Au cours des années 1960 et 1970, des chercheurs américains, dans une discipline relativement nouvelle appelée dermatoglyphique, ont découvert et vérifié les corrélations existant entre les empreintes anormales des mains et les troubles physiques innés. Les plus importants de ces troubles sont les complications au niveau des chromosomes, les déficiences cardiaques et autres accidents de ce genre. Parmi les anomalies de la paume, on trouve notamment un grand Y, dont la tige part du poignet et dont les branches s'écartent en direction de l'auriculaire et de l'index. Rappelons aussi cette anomalie, plus importante, appelée ligne simiesque, qui se produit quand les lignes de tête et de cœur se confondent. Cette ligne doit son nom au fait qu'on la rencontre fréquemment chez les grands singes; quand elle apparaît chez l'homme, c'est, selon la tradition chiromancienne, un signe de «dégénérescence», comme le disent les anciens textes, ce qui signifie soit la folie, soit la criminalité, soit la déficience mentale. De nos jours, il est injustifié d'établir un lien entre ces trois états, comme s'ils avaient quoi que ce soit en commun. Mais il est vrai que des recherches très sérieuses, comme celles effectuées par une équipe de médecins à New York en 1966, ont établi que la ligne simiesque apparaît en conjonction avec un retard mental tel le mongolisme, ou les déficiences mentales ou physiques résultant d'une rubéole contractée par la mère durant sa grossesse. En d'autres termes, la présence de la ligne simiesque, d'un Y ou d'une ou de deux autres anomalies moins spectaculaires dans la main d'un bébé devrait inciter les médecins à rechercher avec soin les insuffisances possibles. Si ces signes ne sont pas concluants en eux-mêmes, ils peuvent cependant fournir une indication précieuse.
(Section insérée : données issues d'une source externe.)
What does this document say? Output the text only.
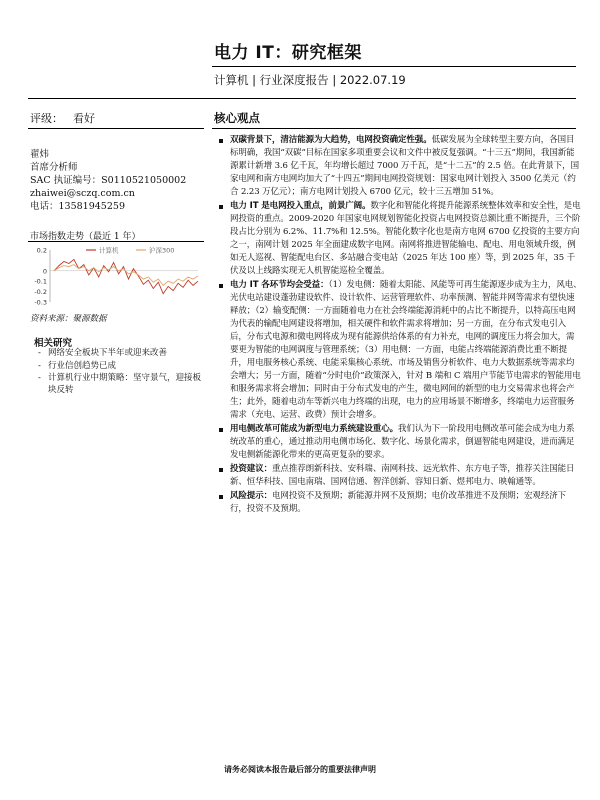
电力 IT：研究框架
计算机 | 行业深度报告 | 2022.07.19
评级： 看好	核心观点
翟炜
首席分析师
SAC 执证编号：S0110521050002
zhaiwei@sczq.com.cn
电话：13581945259
市场指数走势（最近 1 年）
0.2
0
-0.1
-0.2
-0.3
计算机	沪深300
资料来源：聚源数据
相关研究
- 网络安全板块下半年或迎来改善
- 行业信创趋势已成
- 计算机行业中期策略：坚守景气，迎接板块反转
双碳背景下，清洁能源为大趋势，电网投资确定性强。低碳发展为全球转型主要方向，各国目标明确，我国“双碳”目标在国家多项重要会议和文件中被反复强调。“十三五”期间，我国新能源累计新增 3.6 亿千瓦，年均增长超过 7000 万千瓦，是“十二五”的 2.5 倍。在此背景下，国家电网和南方电网均加大了“十四五”期间电网投资规划：国家电网计划投入 3500 亿美元（约合 2.23 万亿元）；南方电网计划投入 6700 亿元，较十三五增加 51%。
电力 IT 是电网投入重点，前景广阔。数字化和智能化将提升能源系统整体效率和安全性，是电网投资的重点。2009-2020 年国家电网规划智能化投资占电网投资总额比重不断提升，三个阶段占比分别为 6.2%、11.7%和 12.5%。智能化数字化也是南方电网 6700 亿投资的主要方向之一，南网计划 2025 年全面建成数字电网。南网将推进智能输电、配电、用电领域升级，例如无人巡视、智能配电台区、多站融合变电站（2025 年达 100 座）等，到 2025 年，35 千伏及以上线路实现无人机智能巡检全覆盖。
电力 IT 各环节均会受益：（1）发电侧：随着太阳能、风能等可再生能源逐步成为主力，风电、光伏电站建设蓬勃建设软件、设计软件、运营管理软件、功率预测、智能并网等需求有望快速释放；（2）输变配侧：一方面随着电力在社会终端能源消耗中的占比不断提升，以特高压电网为代表的输配电网建设将增加，相关硬件和软件需求将增加；另一方面，在分布式发电引入后，分布式电源和微电网将成为现有能源供给体系的有力补充，电网的调度压力将会加大，需要更为智能的电网调度与管理系统；（3）用电侧：一方面，电能占终端能源消费比重不断提升，用电服务核心系统、电能采集核心系统、市场及销售分析软件、电力大数据系统等需求均会增大；另一方面，随着“分时电价”政策深入，针对 B 端和 C 端用户节能节电需求的智能用电和服务需求将会增加；同时由于分布式发电的产生，微电网间的新型的电力交易需求也将会产生；此外，随着电动车等新兴电力终端的出现，电力的应用场景不断增多，终端电力运营服务需求（充电、运营、政费）预计会增多。
用电侧改革可能成为新型电力系统建设重心。我们认为下一阶段用电侧改革可能会成为电力系统改革的重心，通过推动用电侧市场化、数字化、场景化需求，倒逼智能电网建设，进而满足发电侧新能源化带来的更高更复杂的要求。
投资建议：重点推荐朗新科技、安科瑞、南网科技、远光软件、东方电子等，推荐关注国能日新、恒华科技、国电南瑞、国网信通、智洋创新、容知日新、煜邦电力、映翰通等。
风险提示：电网投资不及预期；新能源并网不及预期；电价改革推进不及预期；宏观经济下行，投资不及预期。
请务必阅读本报告最后部分的重要法律声明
Main2La chiromancie, cet art dont certains domaines ont été approchés par la science, pourra-t-elle ainsi être reconnue dans son ensemble ? Cela dépendra de la bonne ou de la mauvaise volonté de chacun à se laisser persuader. Si vous êtes convaincu et si vous êtes sur le point d'acheter un livre coûteux sur « La chiromancie chez soi pour en tirer plaisir et profit » afin de pouvoir dire la bonne aventure à vos amis et voisins, voici venu le moment de reprendre, et de souligner, une mise en garde lancée par tous les professionnels. Julius Spier, en bon disciple de Jung, affirme que l'âme humaine « est en état de perpétuel changement ». Il doit donc en être de même de ses manifestations extérieures. Fred Gettings, de son côté, fait observer que les signes de la main sont susceptibles de modifications, correspondant à quelque changement interne; un dessin peut ainsi révéler, à un moment donné, une névrose par exemple, mais avoir entièrement disparu l'année suivante à la suite de quelques soins. Cette réserve vise à défendre la priorité du libre arbitre sur le déterminisme qui va généralement de pair avec la prophétie.
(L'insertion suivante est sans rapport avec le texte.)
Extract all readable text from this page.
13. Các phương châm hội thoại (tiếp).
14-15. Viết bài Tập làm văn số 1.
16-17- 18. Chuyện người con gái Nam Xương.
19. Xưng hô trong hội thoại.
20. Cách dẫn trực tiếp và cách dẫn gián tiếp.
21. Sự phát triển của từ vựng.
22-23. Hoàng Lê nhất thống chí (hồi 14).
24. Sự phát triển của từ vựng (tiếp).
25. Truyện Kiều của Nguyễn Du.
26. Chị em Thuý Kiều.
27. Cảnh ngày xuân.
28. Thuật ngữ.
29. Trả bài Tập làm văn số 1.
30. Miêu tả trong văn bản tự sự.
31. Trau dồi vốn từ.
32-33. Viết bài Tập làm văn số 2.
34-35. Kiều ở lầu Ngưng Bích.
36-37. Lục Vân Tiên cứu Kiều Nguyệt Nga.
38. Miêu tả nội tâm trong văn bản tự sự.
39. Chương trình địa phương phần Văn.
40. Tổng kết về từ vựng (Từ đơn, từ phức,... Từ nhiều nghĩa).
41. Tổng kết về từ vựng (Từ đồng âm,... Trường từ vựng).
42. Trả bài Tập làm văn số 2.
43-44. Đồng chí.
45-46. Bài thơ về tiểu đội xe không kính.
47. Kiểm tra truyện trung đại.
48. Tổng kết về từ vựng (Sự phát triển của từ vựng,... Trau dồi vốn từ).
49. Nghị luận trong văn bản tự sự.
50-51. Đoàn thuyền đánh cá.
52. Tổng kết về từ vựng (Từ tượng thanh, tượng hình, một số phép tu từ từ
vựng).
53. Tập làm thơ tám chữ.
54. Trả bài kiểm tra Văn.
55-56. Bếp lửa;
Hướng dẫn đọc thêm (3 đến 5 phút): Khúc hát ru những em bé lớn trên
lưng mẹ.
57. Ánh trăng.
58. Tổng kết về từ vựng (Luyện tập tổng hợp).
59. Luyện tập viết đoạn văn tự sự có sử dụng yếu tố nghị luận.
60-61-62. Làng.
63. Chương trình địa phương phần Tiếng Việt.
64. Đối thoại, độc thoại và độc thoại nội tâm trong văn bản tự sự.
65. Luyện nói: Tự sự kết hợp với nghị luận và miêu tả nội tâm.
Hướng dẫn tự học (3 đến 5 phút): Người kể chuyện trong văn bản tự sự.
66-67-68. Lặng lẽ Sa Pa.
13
Gettings, et d'autres avec lui, insistent sur le fait qu'il est peu recommandable et dangereux qu'un chiromancien prédise jamais une maladie grave, et plus encore la mort, sur le seul examen d'une main. D’ailleurs, il en va de même pour toutes les mancies, quelle qu’elles soient. En l’occurrence, le chiromancien, étant un homme, peut se tromper; ou bien l'évolution qui se produit à l'intérieur du sujet peut modifier son état de santé, son avenir probable, et la structure extérieure de sa paume. Lui mettre en tête l'idée qu'il peut mourir à telle ou telle date risque de provoquer, au mieux, un état d'angoisse; au pis, le sujet agira inconsciemment de telle sorte que la prédiction se réalise. En d'autres termes, les chiromanciens sont unanimes à déclarer (et qui serait mieux placé qu'eux pour le savoir ?) qu'il n'est pas de mots pour dire à quel point les gens sont influençables.